今回の撮影で、形が心を変えていくことがよく分かった。たとえていうと木の剪定は、傲慢なことだよね。人間が勝手に枝を切り、そろえていくことだから。けれどいい形に整えると、木に光が満遍なく注がれるようになり、木は元気になる。

 僕はこのブログで「僕は…」と書いて「わい」、「ワシ」、「俺」、「オイラ」、「ワシャーノー」って、又は、「私は…」っていう一人称を使っていないが、本当に「ボク」なんて日常的に使っていなかったですね。手書きの手紙にも、葉書にも「僕」なんて使わなかった。それが、偶然と言うか、ブログというフレームで書き始めて、いかにも「俺様系」に違和感があったのでしょうか、それに対するアイロニーで「僕」と書いたの思うのです。「ボクちゃん」でもよかったのですが、それはあんまりボクの生理に受けつけないので「僕」で妥協したわけ(笑)。
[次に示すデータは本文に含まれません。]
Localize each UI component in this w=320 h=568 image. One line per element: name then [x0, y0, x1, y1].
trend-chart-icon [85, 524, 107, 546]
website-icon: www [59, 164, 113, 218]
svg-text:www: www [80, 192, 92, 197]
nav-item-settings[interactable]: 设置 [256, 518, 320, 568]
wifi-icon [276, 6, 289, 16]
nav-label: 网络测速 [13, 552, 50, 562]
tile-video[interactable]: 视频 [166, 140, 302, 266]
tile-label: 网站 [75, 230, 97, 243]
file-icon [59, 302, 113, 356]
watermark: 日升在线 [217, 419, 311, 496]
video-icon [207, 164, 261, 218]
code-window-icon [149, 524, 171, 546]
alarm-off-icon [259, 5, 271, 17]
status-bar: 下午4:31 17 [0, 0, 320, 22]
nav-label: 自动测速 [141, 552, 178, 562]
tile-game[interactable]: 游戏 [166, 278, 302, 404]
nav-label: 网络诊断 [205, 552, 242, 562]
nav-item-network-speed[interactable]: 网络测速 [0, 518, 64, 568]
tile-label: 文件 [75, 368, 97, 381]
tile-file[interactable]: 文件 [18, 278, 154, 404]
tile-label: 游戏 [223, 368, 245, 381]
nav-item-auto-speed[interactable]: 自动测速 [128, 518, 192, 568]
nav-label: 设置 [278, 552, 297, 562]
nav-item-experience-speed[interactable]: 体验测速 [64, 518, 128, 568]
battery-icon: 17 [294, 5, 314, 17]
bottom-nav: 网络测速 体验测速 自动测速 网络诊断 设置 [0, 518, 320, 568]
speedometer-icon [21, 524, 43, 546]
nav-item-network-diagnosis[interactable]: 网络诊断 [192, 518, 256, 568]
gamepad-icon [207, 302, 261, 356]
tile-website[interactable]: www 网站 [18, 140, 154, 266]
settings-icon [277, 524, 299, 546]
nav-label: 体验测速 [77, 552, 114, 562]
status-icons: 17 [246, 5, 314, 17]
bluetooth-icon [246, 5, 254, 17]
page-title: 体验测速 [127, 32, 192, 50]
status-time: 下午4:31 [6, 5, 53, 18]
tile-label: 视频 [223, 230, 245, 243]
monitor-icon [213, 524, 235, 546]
 本当は昔の原稿の切れ端を見ると、「ワシはのー」って書いているのが多いのですが、小林さんになるから、村上春樹風のイメージで「僕」と書き始めたわけです。でもそのような形が段々と内面化され、僕の文体になったみたい、不思議なもので、僕自身のキャラも変わったような気がします。いいか、わるいか、わからないけれど、悪い遊び?は全くやらなくなりましたね、今は日常の場でも「僕は…」って違和感なく喋っていますね、(笑)。
 「俺様系」の人に一つ、試みでよいから、「僕は…」っていう一人称を使ってせめて一年間書き続けて見たら、ひょっとして見える風景、世界が変わるかも知れない。
 今読んでいる『チマ・チョゴリ制服の民族誌』のチマ・チョゴリもそんな形ではある、ジェンダーナショナリズム、様々な文脈のせめぎ合いで女子学生たちが自ら採用していったチマ・チョゴリの制服は「形と心」の問題でもある。
追記:画像の文庫版『恥が空から降る』は携帯で撮ったのですね、上のインタビュー記事に掲載されています。藤原さんは言う。「写真があったから、いままでやってこれた」、僕もせっかくデジカメを買ったんだから、どんどん、アップしなくては、そのことで、僕は又変わるかもしれない。

*1:しかし、「談」さん紹介のゲイティドコミュニティは住みたくないですね、牢獄ではないですか、そんでも、安全性に問題がある。人と人との関係性にしか、安全と自由はないのだと思う。安全確保が出来ても、そして、誰もいなくなったでは、本末転倒でしょう。